I like either Pitch 2 or 3. Good job on the revamped Leota. 

One suggestion. You might ought to get a better wind screen on your microphone. Too much popping on your P's.


----------



## Fiyero (Oct 25, 2005)

Thanks for the tip!


----------



## Long_Tom (Oct 26, 2005)

Good job on the voices! 

I like the lowered pitch versions better, especially if you also will be using your sorceress voice; it will help differentiate the characters more. (People have an uncanny ability to subliminally recognize when two voices are coming from the same actor, and it intrudes on the experience.)

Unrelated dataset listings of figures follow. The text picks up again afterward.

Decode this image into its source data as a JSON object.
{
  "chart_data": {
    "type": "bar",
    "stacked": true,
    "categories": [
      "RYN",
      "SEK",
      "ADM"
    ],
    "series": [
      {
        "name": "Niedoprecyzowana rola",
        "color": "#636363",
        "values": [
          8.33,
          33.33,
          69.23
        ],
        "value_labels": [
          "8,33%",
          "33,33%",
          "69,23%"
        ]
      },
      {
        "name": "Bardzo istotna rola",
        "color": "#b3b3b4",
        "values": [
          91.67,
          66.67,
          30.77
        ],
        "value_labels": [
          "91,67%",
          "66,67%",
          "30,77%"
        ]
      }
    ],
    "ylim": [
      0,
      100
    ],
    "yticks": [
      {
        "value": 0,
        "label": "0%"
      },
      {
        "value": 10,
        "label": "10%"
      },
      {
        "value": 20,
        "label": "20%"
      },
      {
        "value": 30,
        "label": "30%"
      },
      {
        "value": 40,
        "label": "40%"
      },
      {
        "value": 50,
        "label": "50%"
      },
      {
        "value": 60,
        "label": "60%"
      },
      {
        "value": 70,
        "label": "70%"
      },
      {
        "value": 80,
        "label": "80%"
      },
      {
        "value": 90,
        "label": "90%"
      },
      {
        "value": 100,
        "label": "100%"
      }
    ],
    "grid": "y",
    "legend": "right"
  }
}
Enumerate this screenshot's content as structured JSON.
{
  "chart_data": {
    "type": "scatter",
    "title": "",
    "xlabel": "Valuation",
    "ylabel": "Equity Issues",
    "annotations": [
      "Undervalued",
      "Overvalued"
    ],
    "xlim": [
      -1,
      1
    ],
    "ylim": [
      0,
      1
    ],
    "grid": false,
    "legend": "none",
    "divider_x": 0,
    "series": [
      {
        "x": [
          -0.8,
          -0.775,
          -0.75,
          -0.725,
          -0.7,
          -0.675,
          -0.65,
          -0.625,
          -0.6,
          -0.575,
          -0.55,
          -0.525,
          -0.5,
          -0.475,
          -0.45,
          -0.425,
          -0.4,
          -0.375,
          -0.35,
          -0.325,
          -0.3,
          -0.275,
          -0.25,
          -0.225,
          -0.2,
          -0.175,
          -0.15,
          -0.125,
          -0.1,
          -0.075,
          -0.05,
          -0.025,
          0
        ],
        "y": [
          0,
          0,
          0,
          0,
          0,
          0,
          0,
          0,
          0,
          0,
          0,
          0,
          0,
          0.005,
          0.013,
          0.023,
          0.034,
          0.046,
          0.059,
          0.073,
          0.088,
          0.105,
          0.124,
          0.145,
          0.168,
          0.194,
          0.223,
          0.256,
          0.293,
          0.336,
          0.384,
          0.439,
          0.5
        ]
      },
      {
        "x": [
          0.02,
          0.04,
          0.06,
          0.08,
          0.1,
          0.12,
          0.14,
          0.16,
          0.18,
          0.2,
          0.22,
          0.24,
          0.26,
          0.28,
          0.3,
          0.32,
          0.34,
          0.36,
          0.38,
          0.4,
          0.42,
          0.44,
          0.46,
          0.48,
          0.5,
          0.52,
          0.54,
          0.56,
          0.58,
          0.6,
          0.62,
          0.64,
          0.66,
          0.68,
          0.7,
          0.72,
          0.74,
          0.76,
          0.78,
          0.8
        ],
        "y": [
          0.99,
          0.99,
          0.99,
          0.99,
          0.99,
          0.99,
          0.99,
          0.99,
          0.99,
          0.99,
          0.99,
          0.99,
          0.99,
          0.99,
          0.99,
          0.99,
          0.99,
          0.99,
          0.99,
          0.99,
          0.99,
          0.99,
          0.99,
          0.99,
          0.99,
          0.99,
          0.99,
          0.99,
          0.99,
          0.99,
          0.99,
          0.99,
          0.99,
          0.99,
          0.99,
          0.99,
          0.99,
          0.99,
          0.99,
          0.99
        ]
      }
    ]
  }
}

I like your Sorceress just fine. I think you were able to affect a feminine delivery pretty well. There are some ways where her pacing and choice of emphasis are similar to the portrait. You might take a listen and see if you can give her a distinct speaking cadence all her own. Maybe a little less exhalation on pauses? That is what most reminded me of the portrait. 

Some minor nitpicks: 
-- There is what appears to be an obvious edit between "search all you like--if you value your souls." It sounds like a jump cut. Maybe lengthen the pause between them a beat or so?
-- Your accent slipped just a little bit on the word "mystery" It sticks out as a little bit American compared to the rest of the speech. I would suggest making the word very distinctly into either two syllables ("mys-try") or three ("mys-te-ry") Right now it's sort of two-and-a-half syllables, with the "er" being swallowed.


----------



## Fiyero (Oct 25, 2005)

Oh yes, that was a jump cut. Not intentional but it happened. I did not know I was using a accent. With the voice of the Sorceress, it sounds strange when I say the word spirits..it sounds almost happy, and I dislike how it sounds, I tried redoing it but I also have writers block on what to say.


----------



## Johnny Thunder (Oct 7, 2004)

Those are really cool - good job!


----------



## Dusza Beben (Sep 27, 2006)

Nice work F.! 
My only suggestions have already been covered. 
Ditto on the M. Leota, it rocks!

DB


----------